El advenimiento de la Segunda República estuvo enmarcado por el «problema andaluz», condicionándola todos los años que esa forma política tuvo vigencia. Ahora parece que dicho problema lo busca el Gobierno con insistencia; ni la transición política ni la crisis, ni las graves dificultades para acceder a la autonomía, pueden esgrimirse como justificaciones de una demora culpable. Tal vez, ninguna región española tenga una «cuestión pendiente» de tal envergadura, ni de tan larga permanencia histórica, como la tiene Andalucía a causa de la situación dimanante de una defectuosa distribución de la propiedad de la tierra; todavía hay expresiones que siguen siendo tabú, como la de reforma agraria, y el lenguaje críptico empleado por los políticos de hoy para problemas que vienen del ayer tienen una sola consecuencia: Marinaleda. La respuesta imaginativa de esta pequeña colectividad para atraer la atención de los poderes públicos y demás fuerzas políticas parlamentarias dice mucho de la desesperanza colectiva ante la ineficacia institucíonalizada.

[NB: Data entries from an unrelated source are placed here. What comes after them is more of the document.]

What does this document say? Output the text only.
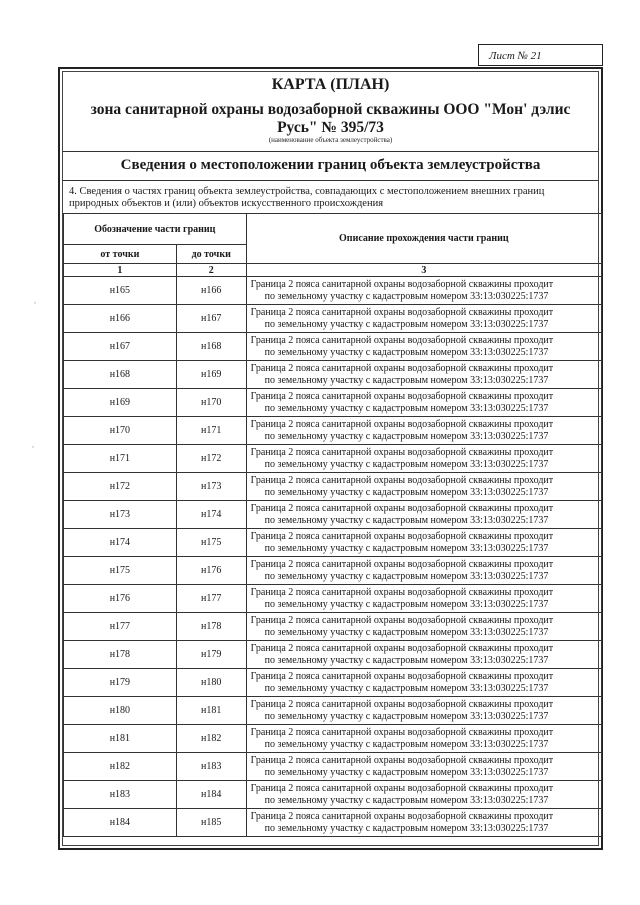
Лист № 21
КАРТА (ПЛАН)
зона санитарной охраны водозаборной скважины ООО "Мон' дэлис Русь" № 395/73
(наименование объекта землеустройства)
Сведения о местоположении границ объекта землеустройства
4. Сведения о частях границ объекта землеустройства, совпадающих с местоположением внешних границ природных объектов и (или) объектов искусственного происхождения
Обозначение части границ		Описание прохождения части границ
от точки	до точки	
1	2	3
н165	н166	Граница 2 пояса санитарной охраны водозаборной скважины проходит
по земельному участку с кадастровым номером 33:13:030225:1737

н166	н167	Граница 2 пояса санитарной охраны водозаборной скважины проходит
по земельному участку с кадастровым номером 33:13:030225:1737

н167	н168	Граница 2 пояса санитарной охраны водозаборной скважины проходит
по земельному участку с кадастровым номером 33:13:030225:1737

н168	н169	Граница 2 пояса санитарной охраны водозаборной скважины проходит
по земельному участку с кадастровым номером 33:13:030225:1737

н169	н170	Граница 2 пояса санитарной охраны водозаборной скважины проходит
по земельному участку с кадастровым номером 33:13:030225:1737

н170	н171	Граница 2 пояса санитарной охраны водозаборной скважины проходит
по земельному участку с кадастровым номером 33:13:030225:1737

н171	н172	Граница 2 пояса санитарной охраны водозаборной скважины проходит
по земельному участку с кадастровым номером 33:13:030225:1737

н172	н173	Граница 2 пояса санитарной охраны водозаборной скважины проходит
по земельному участку с кадастровым номером 33:13:030225:1737

н173	н174	Граница 2 пояса санитарной охраны водозаборной скважины проходит
по земельному участку с кадастровым номером 33:13:030225:1737

н174	н175	Граница 2 пояса санитарной охраны водозаборной скважины проходит
по земельному участку с кадастровым номером 33:13:030225:1737

н175	н176	Граница 2 пояса санитарной охраны водозаборной скважины проходит
по земельному участку с кадастровым номером 33:13:030225:1737

н176	н177	Граница 2 пояса санитарной охраны водозаборной скважины проходит
по земельному участку с кадастровым номером 33:13:030225:1737

н177	н178	Граница 2 пояса санитарной охраны водозаборной скважины проходит
по земельному участку с кадастровым номером 33:13:030225:1737

н178	н179	Граница 2 пояса санитарной охраны водозаборной скважины проходит
по земельному участку с кадастровым номером 33:13:030225:1737

н179	н180	Граница 2 пояса санитарной охраны водозаборной скважины проходит
по земельному участку с кадастровым номером 33:13:030225:1737

н180	н181	Граница 2 пояса санитарной охраны водозаборной скважины проходит
по земельному участку с кадастровым номером 33:13:030225:1737

н181	н182	Граница 2 пояса санитарной охраны водозаборной скважины проходит
по земельному участку с кадастровым номером 33:13:030225:1737

н182	н183	Граница 2 пояса санитарной охраны водозаборной скважины проходит
по земельному участку с кадастровым номером 33:13:030225:1737

н183	н184	Граница 2 пояса санитарной охраны водозаборной скважины проходит
по земельному участку с кадастровым номером 33:13:030225:1737

н184	н185	Граница 2 пояса санитарной охраны водозаборной скважины проходит
по земельному участку с кадастровым номером 33:13:030225:1737
,
,
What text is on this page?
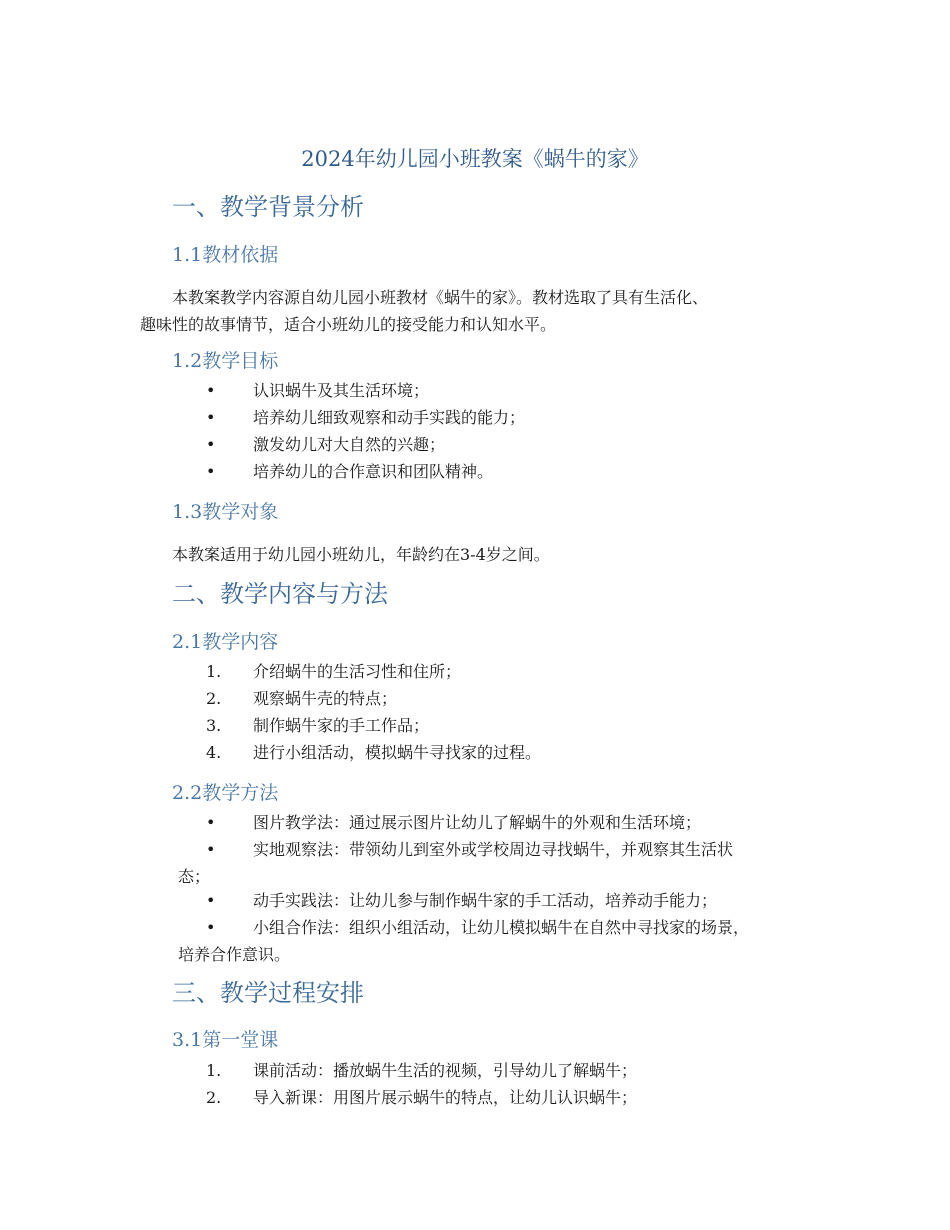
2024年幼儿园小班教案《蜗牛的家》
一、教学背景分析
1.1教材依据
本教案教学内容源自幼儿园小班教材《蜗牛的家》。教材选取了具有生活化、
趣味性的故事情节，适合小班幼儿的接受能力和认知水平。
1.2教学目标
•	认识蜗牛及其生活环境；
•	培养幼儿细致观察和动手实践的能力；
•	激发幼儿对大自然的兴趣；
•	培养幼儿的合作意识和团队精神。
1.3教学对象
本教案适用于幼儿园小班幼儿，年龄约在3-4岁之间。
二、教学内容与方法
2.1教学内容
1.	介绍蜗牛的生活习性和住所；
2.	观察蜗牛壳的特点；
3.	制作蜗牛家的手工作品；
4.	进行小组活动，模拟蜗牛寻找家的过程。
2.2教学方法
•	图片教学法：通过展示图片让幼儿了解蜗牛的外观和生活环境；
•	实地观察法：带领幼儿到室外或学校周边寻找蜗牛，并观察其生活状
态；
•	动手实践法：让幼儿参与制作蜗牛家的手工活动，培养动手能力；
•	小组合作法：组织小组活动，让幼儿模拟蜗牛在自然中寻找家的场景，
培养合作意识。
三、教学过程安排
3.1第一堂课
1.	课前活动：播放蜗牛生活的视频，引导幼儿了解蜗牛；
2.	导入新课：用图片展示蜗牛的特点，让幼儿认识蜗牛；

A uno, como historiador, pero también como andaluz de hoy, le aterra pensar qué tendrán que llegar a hacer nuestros jornaleros para que, por lo menos, los escuchen, y no puede uno por menos que recordar la advertencia de Pascual Carrión, en 1930, referida a Andalucía: «La historia se repite con sorprendente monotonía, la suficiente para haber hecho pensar y llorar, no sólo a los hombres más distraídos, sino hasta los seres más irracionales; aquí seguimos sin enterarnos. Unas revueltas, unos crímenes, unos cuantos condenados a muerte, ¡bah!, poca cosa para estremecerse.... y, entre tanto, la tragedia campesina continúa su curso, aniquilando a la región más rica y más bella de toda España».

Antonio-Miguel Bernal es profesor agregado de Historia Económica.